At LifePoint hospitals, PPACA coverage expansion measures have reduced self-pay admissions 40 percent, and self-payment emergency room visits 22 percent.

Carpenter said his company will be using social media initiatives, radio ads and e-mail campaigns to try to persuade more consumers to get covered. ”We also have certified application counselors in our hospitals to assist anyone who needs help with enrollment,” he said.

Hospital hallway

2. The health status of the patients coming in with new PPACA exchange plan coverage does not seem to be that terrible.

At HCA, Rutherford noted that the number of incoming patients who have exchange plan coverage has increased over the course of the year, as consumers iron out enrollment problems and get used to using their coverage, but that the rate of increase has slowed.

The number of exchange plan enrollee HCA hospital admissions increased to 2,700 in September, up from 2,600 in July and 2,500 in August, and an average of about 1,800 per month in the second quarter.

The “acuity of exchange volume” — how sick the exchange plan enrollee patients have been — is only about 8 percent to 10 percent higher for the exchange plan enrollees than for other enrollees with commercial health coverage, Rutherford said.

A dollar bill as a jigsaw puzzle

3. Any PPACA-related problems with hospital claim collections that may exist have not been a hot topic during the third-quarter earnings calls.

At HCA, Rutherford talked about some about timing of Medicaid program payments, but he said nothing about timing of payments from commercial insurers and little about cash flow.

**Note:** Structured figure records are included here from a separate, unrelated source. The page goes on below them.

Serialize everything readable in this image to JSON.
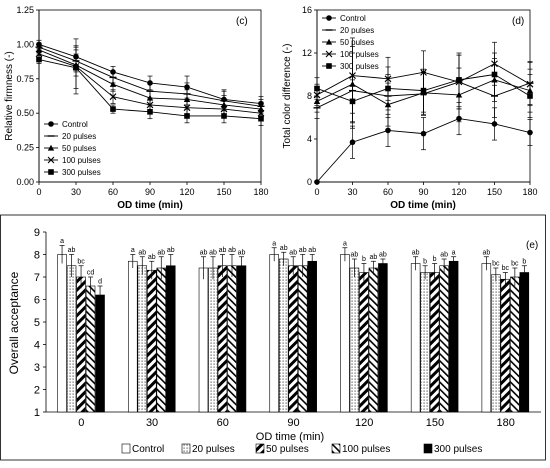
{
  "chart_data": [
    {
      "type": "line",
      "panel_label": "(c)",
      "ylabel": "Relative firmness (-)",
      "xlabel": "OD time (min)",
      "x": [
        0,
        30,
        60,
        90,
        120,
        150,
        180
      ],
      "xticks": [
        "0",
        "30",
        "60",
        "90",
        "120",
        "150",
        "180"
      ],
      "ylim": [
        0,
        1.25
      ],
      "yticks": [
        "0.00",
        "0.25",
        "0.50",
        "0.75",
        "1.00",
        "1.25"
      ],
      "legend_position": "bottom-left",
      "series": [
        {
          "name": "Control",
          "marker": "circle",
          "values": [
            1.0,
            0.91,
            0.8,
            0.72,
            0.69,
            0.6,
            0.57
          ],
          "errors": [
            0.03,
            0.08,
            0.04,
            0.05,
            0.08,
            0.07,
            0.05
          ]
        },
        {
          "name": "20 pulses",
          "marker": "dash",
          "values": [
            0.98,
            0.88,
            0.76,
            0.66,
            0.64,
            0.59,
            0.55
          ],
          "errors": [
            0.03,
            0.08,
            0.04,
            0.05,
            0.08,
            0.07,
            0.05
          ]
        },
        {
          "name": "50 pulses",
          "marker": "triangle",
          "values": [
            0.96,
            0.85,
            0.71,
            0.61,
            0.6,
            0.56,
            0.53
          ],
          "errors": [
            0.03,
            0.08,
            0.05,
            0.05,
            0.07,
            0.07,
            0.05
          ]
        },
        {
          "name": "100 pulses",
          "marker": "x",
          "values": [
            0.93,
            0.84,
            0.62,
            0.56,
            0.54,
            0.53,
            0.5
          ],
          "errors": [
            0.03,
            0.2,
            0.05,
            0.05,
            0.06,
            0.06,
            0.05
          ]
        },
        {
          "name": "300 pulses",
          "marker": "square",
          "values": [
            0.89,
            0.83,
            0.53,
            0.51,
            0.48,
            0.48,
            0.46
          ],
          "errors": [
            0.03,
            0.15,
            0.03,
            0.05,
            0.05,
            0.05,
            0.05
          ]
        }
      ]
    },
    {
      "type": "line",
      "panel_label": "(d)",
      "ylabel": "Total color difference (-)",
      "xlabel": "OD time (min)",
      "x": [
        0,
        30,
        60,
        90,
        120,
        150,
        180
      ],
      "xticks": [
        "0",
        "30",
        "60",
        "90",
        "120",
        "150",
        "180"
      ],
      "ylim": [
        0,
        16
      ],
      "yticks": [
        "0",
        "4",
        "8",
        "12",
        "16"
      ],
      "legend_position": "top-left",
      "series": [
        {
          "name": "Control",
          "marker": "circle",
          "values": [
            0.0,
            3.7,
            4.8,
            4.5,
            5.9,
            5.4,
            4.6
          ],
          "errors": [
            0.0,
            1.5,
            1.5,
            1.5,
            1.5,
            1.5,
            1.2
          ]
        },
        {
          "name": "20 pulses",
          "marker": "dash",
          "values": [
            6.9,
            8.5,
            8.0,
            8.2,
            9.3,
            8.0,
            9.2
          ],
          "errors": [
            1.0,
            3.5,
            2.0,
            2.0,
            2.5,
            2.0,
            2.0
          ]
        },
        {
          "name": "50 pulses",
          "marker": "triangle",
          "values": [
            7.5,
            9.1,
            7.2,
            8.3,
            8.1,
            9.5,
            8.5
          ],
          "errors": [
            1.0,
            3.5,
            2.0,
            2.0,
            2.5,
            2.0,
            2.0
          ]
        },
        {
          "name": "100 pulses",
          "marker": "x",
          "values": [
            8.1,
            9.9,
            9.6,
            10.2,
            9.3,
            11.0,
            9.1
          ],
          "errors": [
            1.0,
            3.5,
            2.0,
            2.0,
            2.5,
            2.0,
            2.0
          ]
        },
        {
          "name": "300 pulses",
          "marker": "square",
          "values": [
            8.7,
            7.5,
            8.7,
            8.5,
            9.5,
            10.0,
            8.0
          ],
          "errors": [
            1.0,
            2.0,
            2.0,
            2.0,
            2.5,
            2.0,
            2.0
          ]
        }
      ]
    },
    {
      "type": "bar",
      "panel_label": "(e)",
      "ylabel": "Overall acceptance",
      "xlabel": "OD time (min)",
      "categories": [
        "0",
        "30",
        "60",
        "90",
        "120",
        "150",
        "180"
      ],
      "ylim": [
        1,
        9
      ],
      "yticks": [
        "1",
        "2",
        "3",
        "4",
        "5",
        "6",
        "7",
        "8",
        "9"
      ],
      "legend_position": "bottom",
      "series": [
        {
          "name": "Control",
          "pattern": "white",
          "values": [
            8.0,
            7.7,
            7.4,
            8.0,
            8.0,
            7.6,
            7.6
          ],
          "errors": [
            0.4,
            0.3,
            0.5,
            0.3,
            0.3,
            0.3,
            0.3
          ],
          "letters": [
            "a",
            "a",
            "ab",
            "a",
            "a",
            "ab",
            "ab"
          ]
        },
        {
          "name": "20 pulses",
          "pattern": "dots",
          "values": [
            7.5,
            7.5,
            7.4,
            7.8,
            7.4,
            7.2,
            7.1
          ],
          "errors": [
            0.5,
            0.4,
            0.5,
            0.3,
            0.4,
            0.3,
            0.3
          ],
          "letters": [
            "ab",
            "ab",
            "ab",
            "ab",
            "ab",
            "b",
            "bc"
          ]
        },
        {
          "name": "50 pulses",
          "pattern": "diagonal-thick",
          "values": [
            7.0,
            7.3,
            7.5,
            7.5,
            7.2,
            7.2,
            6.9
          ],
          "errors": [
            0.5,
            0.4,
            0.5,
            0.4,
            0.4,
            0.4,
            0.3
          ],
          "letters": [
            "bc",
            "ab",
            "ab",
            "ab",
            "b",
            "b",
            "bc"
          ]
        },
        {
          "name": "100 pulses",
          "pattern": "diagonal-thin",
          "values": [
            6.6,
            7.4,
            7.5,
            7.5,
            7.4,
            7.5,
            7.0
          ],
          "errors": [
            0.4,
            0.5,
            0.5,
            0.5,
            0.3,
            0.3,
            0.4
          ],
          "letters": [
            "cd",
            "ab",
            "ab",
            "ab",
            "ab",
            "ab",
            "bc"
          ]
        },
        {
          "name": "300 pulses",
          "pattern": "black",
          "values": [
            6.2,
            7.5,
            7.5,
            7.7,
            7.6,
            7.7,
            7.2
          ],
          "errors": [
            0.4,
            0.5,
            0.4,
            0.3,
            0.2,
            0.2,
            0.3
          ],
          "letters": [
            "d",
            "ab",
            "ab",
            "ab",
            "ab",
            "a",
            "b"
          ]
        }
      ]
    }
  ]
}
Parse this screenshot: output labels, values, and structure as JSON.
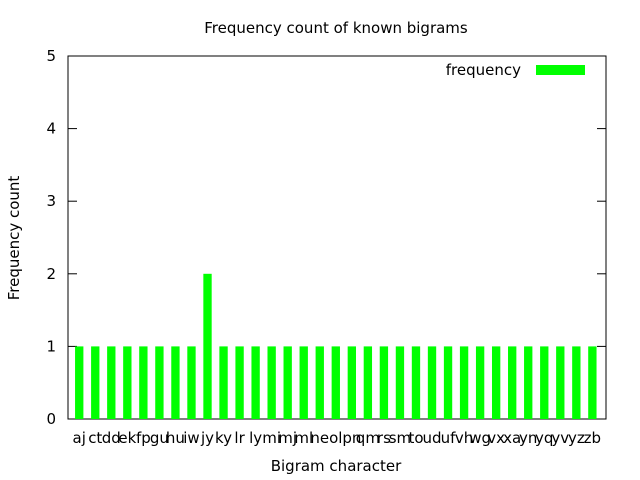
{
  "chart_data": {
    "type": "bar",
    "title": "Frequency count of known bigrams",
    "xlabel": "Bigram character",
    "ylabel": "Frequency count",
    "ylim": [
      0,
      5
    ],
    "yticks": [
      0,
      1,
      2,
      3,
      4,
      5
    ],
    "grid": false,
    "legend": "top-right",
    "categories": [
      "aj",
      "ct",
      "dd",
      "ek",
      "fp",
      "gu",
      "hu",
      "iw",
      "jy",
      "ky",
      "lr",
      "ly",
      "mi",
      "mj",
      "ml",
      "ne",
      "ol",
      "pn",
      "qm",
      "rs",
      "sm",
      "to",
      "ud",
      "uf",
      "vh",
      "wg",
      "vx",
      "xa",
      "yn",
      "yq",
      "yv",
      "yz",
      "zb"
    ],
    "series": [
      {
        "name": "frequency",
        "color": "#00ff00",
        "values": [
          1,
          1,
          1,
          1,
          1,
          1,
          1,
          1,
          2,
          1,
          1,
          1,
          1,
          1,
          1,
          1,
          1,
          1,
          1,
          1,
          1,
          1,
          1,
          1,
          1,
          1,
          1,
          1,
          1,
          1,
          1,
          1,
          1
        ]
      }
    ]
  }
}
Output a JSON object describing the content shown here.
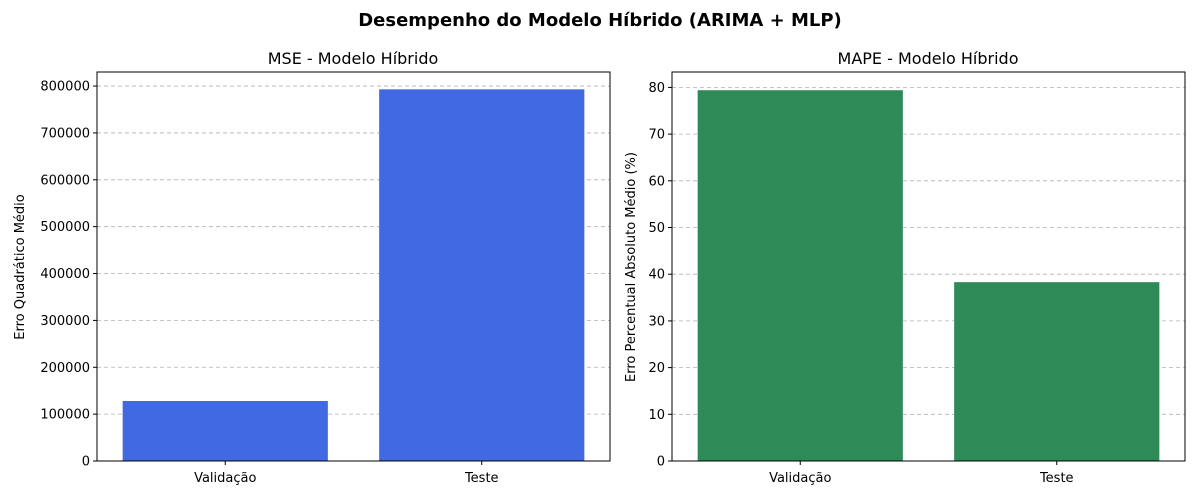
{
  "figure": {
    "title": "Desempenho do Modelo Híbrido (ARIMA + MLP)"
  },
  "chart_data": [
    {
      "type": "bar",
      "title": "MSE - Modelo Híbrido",
      "xlabel": "",
      "ylabel": "Erro Quadrático Médio",
      "categories": [
        "Validação",
        "Teste"
      ],
      "values": [
        128000,
        793000
      ],
      "ylim": [
        0,
        830000
      ],
      "yticks": [
        0,
        100000,
        200000,
        300000,
        400000,
        500000,
        600000,
        700000,
        800000
      ],
      "color": "#4169E1",
      "grid": "y-dashed"
    },
    {
      "type": "bar",
      "title": "MAPE - Modelo Híbrido",
      "xlabel": "",
      "ylabel": "Erro Percentual Absoluto Médio (%)",
      "categories": [
        "Validação",
        "Teste"
      ],
      "values": [
        79.4,
        38.3
      ],
      "ylim": [
        0,
        83.3
      ],
      "yticks": [
        0,
        10,
        20,
        30,
        40,
        50,
        60,
        70,
        80
      ],
      "color": "#2E8B57",
      "grid": "y-dashed"
    }
  ]
}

Rutherford’s main comment about cash flow is that it was about 25 percent higher in the third quarter of 2014 than in the third quarter of 2013.

Similarly, at LifePoint, Leif Murphy, the chief financial officer, did not spend any time talking about problems with collecting payments from commercial insurers.

Some have suggested that Medicaid plans and the exchange plans might not pay hospitals much better than state charity care programs had.

Murphy said that, in the third quarter, as the new PPACA programs kicked in, net revenue per equivalent admission was 3.2 percent higher in the latest quarter than it was in the comparable quarter in 2013.

Murphy did express some concerns about collecting payments from the patients themselves. He did spend some talking about the effects of out-of-pocket costs on revenue.

Revenue related to co-payments and deductibles has increased to about 4.7 percent of total net revenue for the first three quarters of 2014, from 3.9 percent for the first three quarters of 2013, Murphy said.

“This has led to an increase in our provision for doubtful accounts,” Murphy said.